Department of Neurology Erasmus MC, University Medical Center Rotterdam the Netherlands.
Department of Radiology and Nuclear Medicine Erasmus MC, University Medical Center Rotterdam the Netherlands.
J Am Heart Assoc. 2021 Apr 6;10(7):e019988. doi: 10.1161/JAHA.120.019988. Epub 2021 Mar 19.
Background First-pass reperfusion (FPR) is associated with favorable outcome after endovascular treatment. It is unknown whether this effect is independent of patient characteristics and whether FPR has better outcomes compared with excellent reperfusion (Expanded Thrombolysis in Cerebral Infarction [eTICI] 2C-3) after multiple-passes reperfusion. We aimed to evaluate the association between FPR and outcome with adjustment for patient, imaging, and treatment characteristics to single out the contribution of FPR. Methods and Results FPR was defined as eTICI 2C-3 after 1 pass. Multivariable regression models were used to investigate characteristics associated with FPR and to investigate the effect of FPR on outcomes. We included 2686 patients of the MR CLEAN (Multicenter Randomized Clinical Trial of Endovascular Treatment for Acute Ischemic Stroke in the Netherlands) Registry. Factors associated with FPR were as follows: history of hyperlipidemia (adjusted odds ratio [OR], 1.05; 95% CI, 1.01-1.10), middle cerebral artery versus intracranial carotid artery occlusion (adjusted OR, 1.11; 95% CI, 1.06-1.16), and aspiration versus stent thrombectomy (adjusted OR, 1.07; 95% CI, 1.03-1.11). Interventionist experience increased the likelihood of FPR (adjusted OR, 1.03 per 50 patients previously treated; 95% CI, 1.01-1.06). Adjusted for patient, imaging, and treatment characteristics, FPR remained associated with a better 24-hour National Institutes of Health Stroke Scale (NIHSS) score (-37%; 95% CI, -43% to -31%) and a better modified Rankin Scale (mRS) score at 3 months (adjusted common OR, 2.16; 95% CI, 1.83-2.54) compared with no FPR (multiple-passes reperfusion+no excellent reperfusion), and compared with multiple-passes reperfusion alone (24-hour NIHSS score, (-23%; 95% CI, -31% to -14%), and mRS score (adjusted common OR, 1.45; 95% CI, 1.19-1.78)). Conclusions FPR compared with multiple-passes reperfusion is associated with favorable outcome, independently of patient, imaging, and treatment characteristics. Factors associated with FPR were the experience of the interventionist, history of hyperlipidemia, location of occluded artery, and use of an aspiration device compared with stent thrombectomy.

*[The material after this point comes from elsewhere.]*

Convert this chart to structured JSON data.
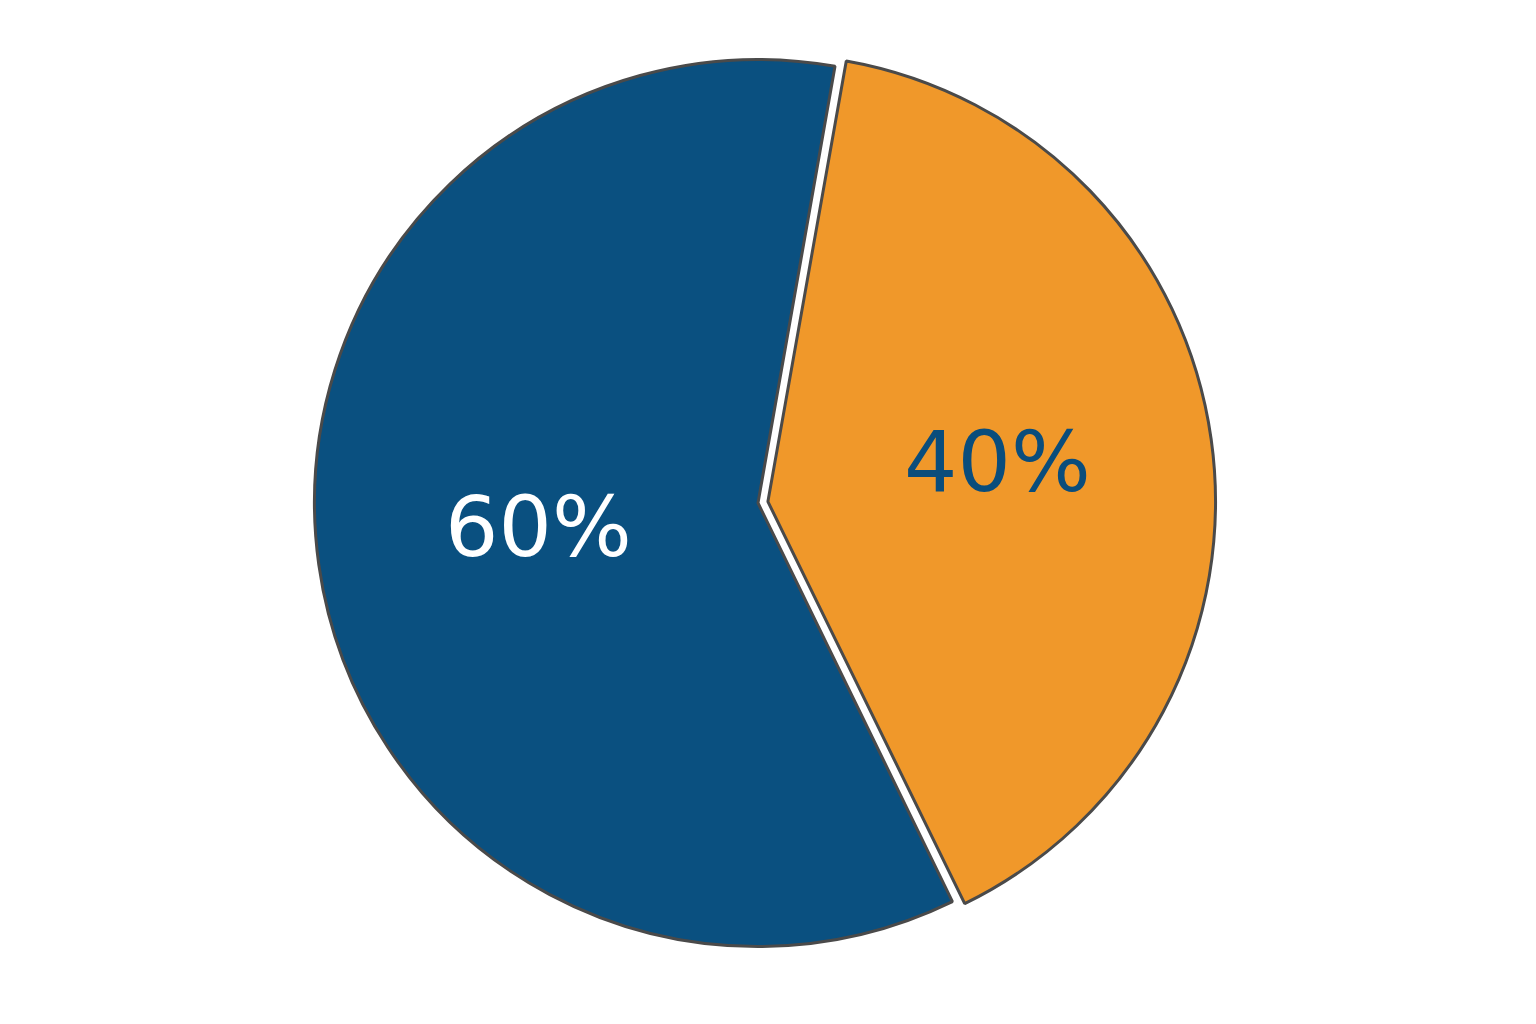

背景 首次再通(FPR)与血管内治疗后的良好预后相关。尚不清楚这种效果是否独立于患者特征,以及在多次再通后,FPR 是否比优秀再通(扩展血栓切除术治疗脑梗死[eTICI]2C-3)有更好的结果。我们旨在评估 FPR 与结局之间的关联,并调整患者、影像学和治疗特征,以单独确定 FPR 的贡献。

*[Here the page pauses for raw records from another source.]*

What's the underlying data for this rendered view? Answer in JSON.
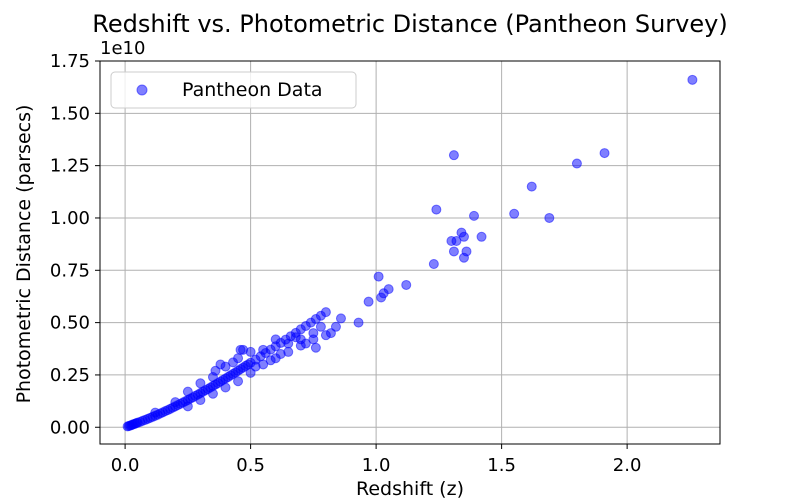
{
  "chart_data": {
    "type": "scatter",
    "title": "Redshift vs. Photometric Distance (Pantheon Survey)",
    "xlabel": "Redshift (z)",
    "ylabel": "Photometric Distance (parsecs)",
    "y_offset_label": "1e10",
    "xlim": [
      -0.1,
      2.37
    ],
    "ylim": [
      -0.08,
      1.75
    ],
    "y_scale_factor": 10000000000.0,
    "x_ticks": [
      0.0,
      0.5,
      1.0,
      1.5,
      2.0
    ],
    "x_tick_labels": [
      "0.0",
      "0.5",
      "1.0",
      "1.5",
      "2.0"
    ],
    "y_ticks": [
      0.0,
      0.25,
      0.5,
      0.75,
      1.0,
      1.25,
      1.5,
      1.75
    ],
    "y_tick_labels": [
      "0.00",
      "0.25",
      "0.50",
      "0.75",
      "1.00",
      "1.25",
      "1.50",
      "1.75"
    ],
    "grid": true,
    "legend_position": "top-left",
    "series": [
      {
        "name": "Pantheon Data",
        "color": "#0000ff",
        "alpha": 0.5,
        "points": [
          [
            0.01,
            0.004
          ],
          [
            0.015,
            0.006
          ],
          [
            0.02,
            0.008
          ],
          [
            0.025,
            0.01
          ],
          [
            0.03,
            0.013
          ],
          [
            0.035,
            0.015
          ],
          [
            0.04,
            0.017
          ],
          [
            0.045,
            0.02
          ],
          [
            0.05,
            0.022
          ],
          [
            0.06,
            0.026
          ],
          [
            0.07,
            0.031
          ],
          [
            0.08,
            0.035
          ],
          [
            0.09,
            0.04
          ],
          [
            0.1,
            0.045
          ],
          [
            0.11,
            0.05
          ],
          [
            0.12,
            0.055
          ],
          [
            0.13,
            0.06
          ],
          [
            0.14,
            0.066
          ],
          [
            0.15,
            0.071
          ],
          [
            0.16,
            0.077
          ],
          [
            0.17,
            0.082
          ],
          [
            0.18,
            0.088
          ],
          [
            0.19,
            0.094
          ],
          [
            0.2,
            0.1
          ],
          [
            0.21,
            0.106
          ],
          [
            0.22,
            0.112
          ],
          [
            0.23,
            0.118
          ],
          [
            0.24,
            0.124
          ],
          [
            0.25,
            0.13
          ],
          [
            0.26,
            0.137
          ],
          [
            0.27,
            0.143
          ],
          [
            0.28,
            0.15
          ],
          [
            0.29,
            0.156
          ],
          [
            0.3,
            0.163
          ],
          [
            0.31,
            0.17
          ],
          [
            0.32,
            0.177
          ],
          [
            0.33,
            0.183
          ],
          [
            0.34,
            0.19
          ],
          [
            0.35,
            0.197
          ],
          [
            0.36,
            0.204
          ],
          [
            0.37,
            0.211
          ],
          [
            0.38,
            0.218
          ],
          [
            0.39,
            0.226
          ],
          [
            0.4,
            0.233
          ],
          [
            0.41,
            0.24
          ],
          [
            0.42,
            0.248
          ],
          [
            0.43,
            0.255
          ],
          [
            0.44,
            0.262
          ],
          [
            0.45,
            0.27
          ],
          [
            0.46,
            0.278
          ],
          [
            0.47,
            0.285
          ],
          [
            0.48,
            0.293
          ],
          [
            0.49,
            0.3
          ],
          [
            0.5,
            0.308
          ],
          [
            0.52,
            0.323
          ],
          [
            0.54,
            0.339
          ],
          [
            0.56,
            0.355
          ],
          [
            0.58,
            0.371
          ],
          [
            0.6,
            0.387
          ],
          [
            0.62,
            0.403
          ],
          [
            0.64,
            0.419
          ],
          [
            0.66,
            0.435
          ],
          [
            0.68,
            0.451
          ],
          [
            0.7,
            0.468
          ],
          [
            0.72,
            0.484
          ],
          [
            0.74,
            0.5
          ],
          [
            0.76,
            0.517
          ],
          [
            0.78,
            0.533
          ],
          [
            0.8,
            0.55
          ],
          [
            0.12,
            0.07
          ],
          [
            0.2,
            0.12
          ],
          [
            0.25,
            0.17
          ],
          [
            0.3,
            0.21
          ],
          [
            0.35,
            0.24
          ],
          [
            0.4,
            0.29
          ],
          [
            0.45,
            0.33
          ],
          [
            0.5,
            0.36
          ],
          [
            0.55,
            0.37
          ],
          [
            0.6,
            0.42
          ],
          [
            0.65,
            0.4
          ],
          [
            0.7,
            0.42
          ],
          [
            0.75,
            0.45
          ],
          [
            0.25,
            0.1
          ],
          [
            0.3,
            0.13
          ],
          [
            0.35,
            0.16
          ],
          [
            0.4,
            0.19
          ],
          [
            0.45,
            0.22
          ],
          [
            0.5,
            0.26
          ],
          [
            0.55,
            0.3
          ],
          [
            0.6,
            0.33
          ],
          [
            0.65,
            0.36
          ],
          [
            0.7,
            0.39
          ],
          [
            0.75,
            0.42
          ],
          [
            0.78,
            0.48
          ],
          [
            0.8,
            0.44
          ],
          [
            0.82,
            0.45
          ],
          [
            0.84,
            0.48
          ],
          [
            0.86,
            0.52
          ],
          [
            0.47,
            0.37
          ],
          [
            0.46,
            0.37
          ],
          [
            0.36,
            0.27
          ],
          [
            0.38,
            0.3
          ],
          [
            0.43,
            0.31
          ],
          [
            0.52,
            0.29
          ],
          [
            0.58,
            0.32
          ],
          [
            0.62,
            0.35
          ],
          [
            0.68,
            0.43
          ],
          [
            0.72,
            0.4
          ],
          [
            0.76,
            0.38
          ],
          [
            0.93,
            0.5
          ],
          [
            0.97,
            0.6
          ],
          [
            1.01,
            0.72
          ],
          [
            1.02,
            0.62
          ],
          [
            1.03,
            0.64
          ],
          [
            1.05,
            0.66
          ],
          [
            1.12,
            0.68
          ],
          [
            1.23,
            0.78
          ],
          [
            1.24,
            1.04
          ],
          [
            1.3,
            0.89
          ],
          [
            1.31,
            1.3
          ],
          [
            1.31,
            0.84
          ],
          [
            1.32,
            0.89
          ],
          [
            1.34,
            0.93
          ],
          [
            1.35,
            0.91
          ],
          [
            1.35,
            0.81
          ],
          [
            1.36,
            0.84
          ],
          [
            1.39,
            1.01
          ],
          [
            1.42,
            0.91
          ],
          [
            1.55,
            1.02
          ],
          [
            1.62,
            1.15
          ],
          [
            1.69,
            1.0
          ],
          [
            1.8,
            1.26
          ],
          [
            1.91,
            1.31
          ],
          [
            2.26,
            1.66
          ]
        ]
      }
    ]
  }
}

方法 我们将 FPR 定义为 1 次通过后的 eTICI 2C-3。使用多变量回归模型来研究与 FPR 相关的特征,并研究 FPR 对结局的影响。我们纳入了 MR CLEAN(荷兰多中心急性缺血性卒中血管内治疗随机临床试验)登记处的 2686 例患者。与 FPR 相关的因素如下:高脂血症史(调整优势比[OR],1.05;95%置信区间,1.01-1.10)、大脑中动脉与颅内颈内动脉闭塞(调整 OR,1.11;95%置信区间,1.06-1.16)以及抽吸与支架血栓切除术(调整 OR,1.07;95%置信区间,1.03-1.11)。介入医生的经验增加了 FPR 的可能性(调整 OR,每治疗 50 例患者增加 1.03;95%置信区间,1.01-1.06)。在调整了患者、影像学和治疗特征后,FPR 仍然与 24 小时 NIHSS 评分(-37%;95%置信区间,-43%至-31%)和 3 个月时改良 Rankin 量表(mRS)评分(调整后的常见 OR,2.16;95%置信区间,1.83-2.54)更好相关,而不是没有 FPR(多次再通+无优秀再通),与多次再通单独相比(24 小时 NIHSS 评分,-23%;95%置信区间,-31%至-14%),以及 mRS 评分(调整后的常见 OR,1.45;95%置信区间,1.19-1.78))。
结论 与多次再通相比,FPR 与患者、影像学和治疗特征独立相关,预后较好。与 FPR 相关的因素是介入医生的经验、高脂血症史、闭塞动脉的位置以及抽吸装置与支架血栓切除术的使用。